Parole che le aveva detto un giorno un caro amico di sua madre e che lei si ripeteva ogni volta che sentiva le sue certezze vacillare. 

“Tu devi vivere la vita solo ed esclusivamente lasciandoti guidare dal tuo cuore, senza paura di vincere o perdere perché le delusioni fanno parte della vita, ma io ci sarò sempre a tenderti una mano. Hai detto che mi ami nonostante i miei difetti e anche io ti amo per quello che sei, anche se non conosco ancora tutto di te e voglio passare ogni giorno a scoprire ogni singola parte di te.”dichiarò, tornando ad abbracciarlo, sentendo Adrien ricambiare l’abbraccio stringendola forte a sé. 

Chiusero entrambi gli occhi, iniziando a danzare piano, avvolti dalle tenebre della sera, con le stelle che brillavano sopra di loro. 

Si fermarono, guardandosi di nuovo. 

Lui sorrise, specchiandosi negli occhi di lei, guardando in quei pozzi profondi il loro futuro insieme. “Ti Amo! Sei di certo la persona più forte e saggia che conosco. So che i nostri cuori sono uniti, che battono allo stesso modo e che entrambi desideriamo le stesse cose ma hai ragione, non possiamo fuggire. Devo combattere per ciò che voglio, insieme a te!” 
Marinette sorrise, allungando le braccia verso il collo di lui, accarezzando quei fili dorati, sentendoli morbidi fra le sue dita.

“Lo sai che ti voglio, vero? Lo sai che farò di tutto per non perderti di nuovo.” sussurrò piano, continuando a muovere le mani tra i capelli di lui.

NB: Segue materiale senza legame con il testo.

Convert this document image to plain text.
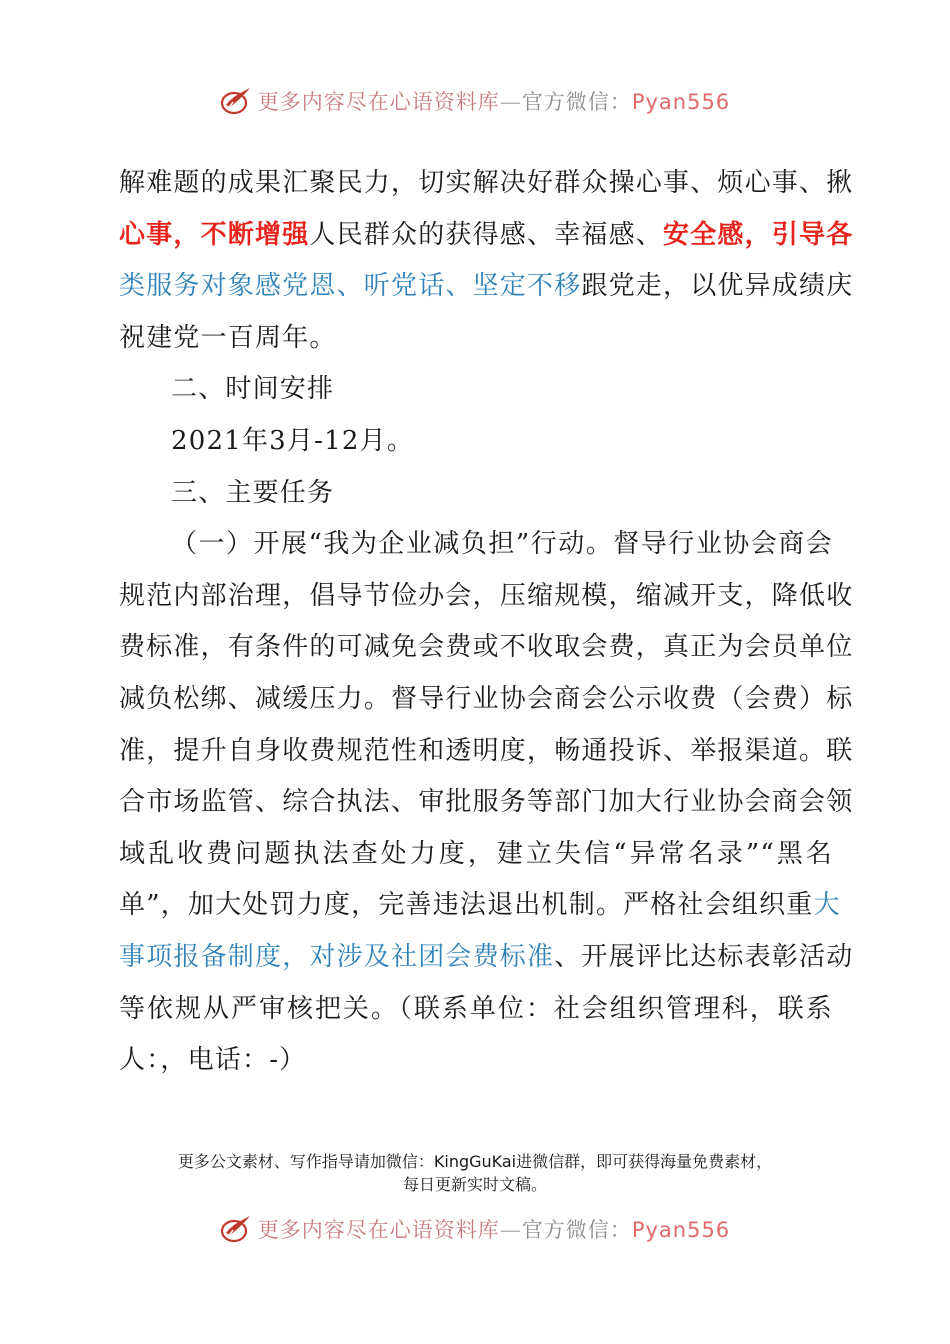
更多内容尽在心语资料库—官方微信：Pyan556
解难题的成果汇聚民力，切实解决好群众操心事、烦心事、揪
心事，不断增强人民群众的获得感、幸福感、安全感，引导各
类服务对象感党恩、听党话、坚定不移跟党走，以优异成绩庆
祝建党一百周年。
二、时间安排
2021年3月-12月。
三、主要任务
（一）开展“我为企业减负担”行动。督导行业协会商会
规范内部治理，倡导节俭办会，压缩规模，缩减开支，降低收
费标准，有条件的可减免会费或不收取会费，真正为会员单位
减负松绑、减缓压力。督导行业协会商会公示收费（会费）标
准，提升自身收费规范性和透明度，畅通投诉、举报渠道。联
合市场监管、综合执法、审批服务等部门加大行业协会商会领
域乱收费问题执法查处力度，建立失信“异常名录”“黑名
单”，加大处罚力度，完善违法退出机制。严格社会组织重大
事项报备制度，对涉及社团会费标准、开展评比达标表彰活动
等依规从严审核把关。（联系单位：社会组织管理科，联系
人：，电话：-）
更多公文素材、写作指导请加微信：KingGuKai进微信群，即可获得海量免费素材，
每日更新实时文稿。
更多内容尽在心语资料库—官方微信：Pyan556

“Io voglio solo stare con te, Marinette” dichiarò il ragazzo, appoggiando di nuovo la fronte contro quella di lei.

“Anche io lo voglio” 

“Dunque è così” disse una voce che fece spaventare entrambi, facendoli allontanare di colpo. 

Marinette iniziò a tremare non appena si rese conto di chi fosse quella figura che lentamente si stava avvicinando a loro. 

“Padre” sentì dire da Adrien, continuando a stringere la sua mano.